Over the past few years, we have consciously abandoned embellishments such as lights, shadows, and textures in our UI designs. Nevertheless, we are now gradually reintegrating them. This shift should not be misconstrued as a regression from the era of flat design or a reembrace of skeuomorphic design; instead, it represents a progressive leap propelled by a deeper comprehension of design principles.
It’s like the simulated annealing algorithm. Iteratively, we move and assess, repetitively striving to approach the optimal outcome within our reach.
Regrettably, the pinnacle of “good design” depicted on our preceding chart is a perpetually shifting target. Monotony inevitably creeps in, causing periodic dissatisfaction with the same aesthetics. Moreover, the landscape of design undergoes rapid transformations. The notion of a “trend” characterizes the prevailing manifestation of exemplary design within the collective consciousness.
The critical variable here is time.

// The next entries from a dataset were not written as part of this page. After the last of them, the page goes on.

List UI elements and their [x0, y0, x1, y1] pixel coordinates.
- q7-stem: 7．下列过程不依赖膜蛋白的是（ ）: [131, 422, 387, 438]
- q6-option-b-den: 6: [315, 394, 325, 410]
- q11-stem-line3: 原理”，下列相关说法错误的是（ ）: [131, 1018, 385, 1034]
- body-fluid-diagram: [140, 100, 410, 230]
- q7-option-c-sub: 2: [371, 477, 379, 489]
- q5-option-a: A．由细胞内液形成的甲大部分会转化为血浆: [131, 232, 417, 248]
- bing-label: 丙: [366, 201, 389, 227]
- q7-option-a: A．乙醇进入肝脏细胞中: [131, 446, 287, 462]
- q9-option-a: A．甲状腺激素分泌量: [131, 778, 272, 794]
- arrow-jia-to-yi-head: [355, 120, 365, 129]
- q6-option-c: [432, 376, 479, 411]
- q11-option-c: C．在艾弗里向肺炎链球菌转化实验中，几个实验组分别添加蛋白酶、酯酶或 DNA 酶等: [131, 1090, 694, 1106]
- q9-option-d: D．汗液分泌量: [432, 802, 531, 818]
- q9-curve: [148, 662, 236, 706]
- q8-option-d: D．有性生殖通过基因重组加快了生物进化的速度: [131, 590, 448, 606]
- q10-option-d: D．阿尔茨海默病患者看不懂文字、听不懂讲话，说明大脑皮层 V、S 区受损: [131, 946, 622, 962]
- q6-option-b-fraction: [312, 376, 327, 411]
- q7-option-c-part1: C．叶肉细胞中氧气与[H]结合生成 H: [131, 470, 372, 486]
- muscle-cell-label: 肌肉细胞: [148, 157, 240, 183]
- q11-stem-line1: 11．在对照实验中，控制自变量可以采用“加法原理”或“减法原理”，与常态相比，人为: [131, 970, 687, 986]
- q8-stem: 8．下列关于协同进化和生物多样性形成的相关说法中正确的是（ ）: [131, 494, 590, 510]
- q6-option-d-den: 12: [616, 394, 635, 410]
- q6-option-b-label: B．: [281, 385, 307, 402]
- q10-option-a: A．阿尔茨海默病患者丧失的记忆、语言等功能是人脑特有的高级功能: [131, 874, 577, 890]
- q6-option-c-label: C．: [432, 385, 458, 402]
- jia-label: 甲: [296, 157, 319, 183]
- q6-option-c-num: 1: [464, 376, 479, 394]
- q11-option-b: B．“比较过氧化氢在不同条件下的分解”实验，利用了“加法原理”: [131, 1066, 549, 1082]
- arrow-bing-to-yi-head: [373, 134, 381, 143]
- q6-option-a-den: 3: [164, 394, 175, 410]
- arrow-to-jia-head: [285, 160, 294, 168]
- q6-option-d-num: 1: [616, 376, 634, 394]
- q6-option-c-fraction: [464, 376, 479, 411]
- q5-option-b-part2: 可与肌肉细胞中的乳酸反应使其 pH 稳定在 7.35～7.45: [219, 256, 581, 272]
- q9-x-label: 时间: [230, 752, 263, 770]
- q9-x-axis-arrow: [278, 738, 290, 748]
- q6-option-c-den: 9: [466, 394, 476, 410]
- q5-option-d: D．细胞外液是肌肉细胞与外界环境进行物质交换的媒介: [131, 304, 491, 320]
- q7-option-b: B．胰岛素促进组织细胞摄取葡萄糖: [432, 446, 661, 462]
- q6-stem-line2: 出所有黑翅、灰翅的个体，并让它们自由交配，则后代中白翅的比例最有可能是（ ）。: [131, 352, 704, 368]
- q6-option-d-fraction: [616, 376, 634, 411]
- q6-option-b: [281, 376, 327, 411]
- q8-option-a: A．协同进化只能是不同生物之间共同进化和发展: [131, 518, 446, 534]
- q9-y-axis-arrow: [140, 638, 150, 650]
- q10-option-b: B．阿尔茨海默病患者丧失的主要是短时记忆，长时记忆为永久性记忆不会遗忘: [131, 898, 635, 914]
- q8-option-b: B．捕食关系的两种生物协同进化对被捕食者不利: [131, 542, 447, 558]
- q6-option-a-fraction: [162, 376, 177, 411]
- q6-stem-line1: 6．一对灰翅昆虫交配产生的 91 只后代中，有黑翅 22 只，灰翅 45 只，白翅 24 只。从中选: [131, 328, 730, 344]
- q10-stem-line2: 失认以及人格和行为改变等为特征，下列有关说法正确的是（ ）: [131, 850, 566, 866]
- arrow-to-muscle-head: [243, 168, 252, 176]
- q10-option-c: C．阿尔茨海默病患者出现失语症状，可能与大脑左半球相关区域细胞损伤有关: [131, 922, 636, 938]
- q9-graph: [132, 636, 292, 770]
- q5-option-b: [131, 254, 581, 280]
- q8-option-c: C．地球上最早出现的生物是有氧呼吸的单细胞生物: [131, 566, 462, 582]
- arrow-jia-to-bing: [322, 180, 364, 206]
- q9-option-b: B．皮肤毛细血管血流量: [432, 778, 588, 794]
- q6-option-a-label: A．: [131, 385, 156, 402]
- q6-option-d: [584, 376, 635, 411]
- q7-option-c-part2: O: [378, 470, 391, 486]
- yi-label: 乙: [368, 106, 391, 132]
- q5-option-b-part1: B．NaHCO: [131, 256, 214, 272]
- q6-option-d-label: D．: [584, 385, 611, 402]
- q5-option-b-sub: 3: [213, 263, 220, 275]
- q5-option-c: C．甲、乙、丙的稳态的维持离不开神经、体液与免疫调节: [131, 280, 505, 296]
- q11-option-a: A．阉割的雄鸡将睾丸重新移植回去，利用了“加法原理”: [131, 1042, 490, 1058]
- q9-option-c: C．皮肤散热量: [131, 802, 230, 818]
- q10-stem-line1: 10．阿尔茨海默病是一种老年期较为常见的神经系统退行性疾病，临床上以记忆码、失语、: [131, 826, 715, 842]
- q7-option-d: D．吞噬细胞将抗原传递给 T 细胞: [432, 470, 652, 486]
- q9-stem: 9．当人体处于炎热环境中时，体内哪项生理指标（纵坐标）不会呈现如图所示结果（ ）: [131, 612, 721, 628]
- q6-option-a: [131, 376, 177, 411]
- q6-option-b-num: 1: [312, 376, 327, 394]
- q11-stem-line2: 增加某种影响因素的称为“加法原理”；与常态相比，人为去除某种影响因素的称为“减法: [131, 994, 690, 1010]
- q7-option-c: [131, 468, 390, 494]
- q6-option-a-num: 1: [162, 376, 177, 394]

When we pursue the trend, we are essentially chasing a moving target. Each year, we create novel designs for familiar concepts, not as enhancements, but as an allegiance to the trend.
I aspire to disentangle time from my design process. My intention is to cultivate a more profound understanding of design itself and unearth the elusive essence of good design, which transcends the confines of the past, present, and future. In the immortal words of Dieter Rams, good design is timeless.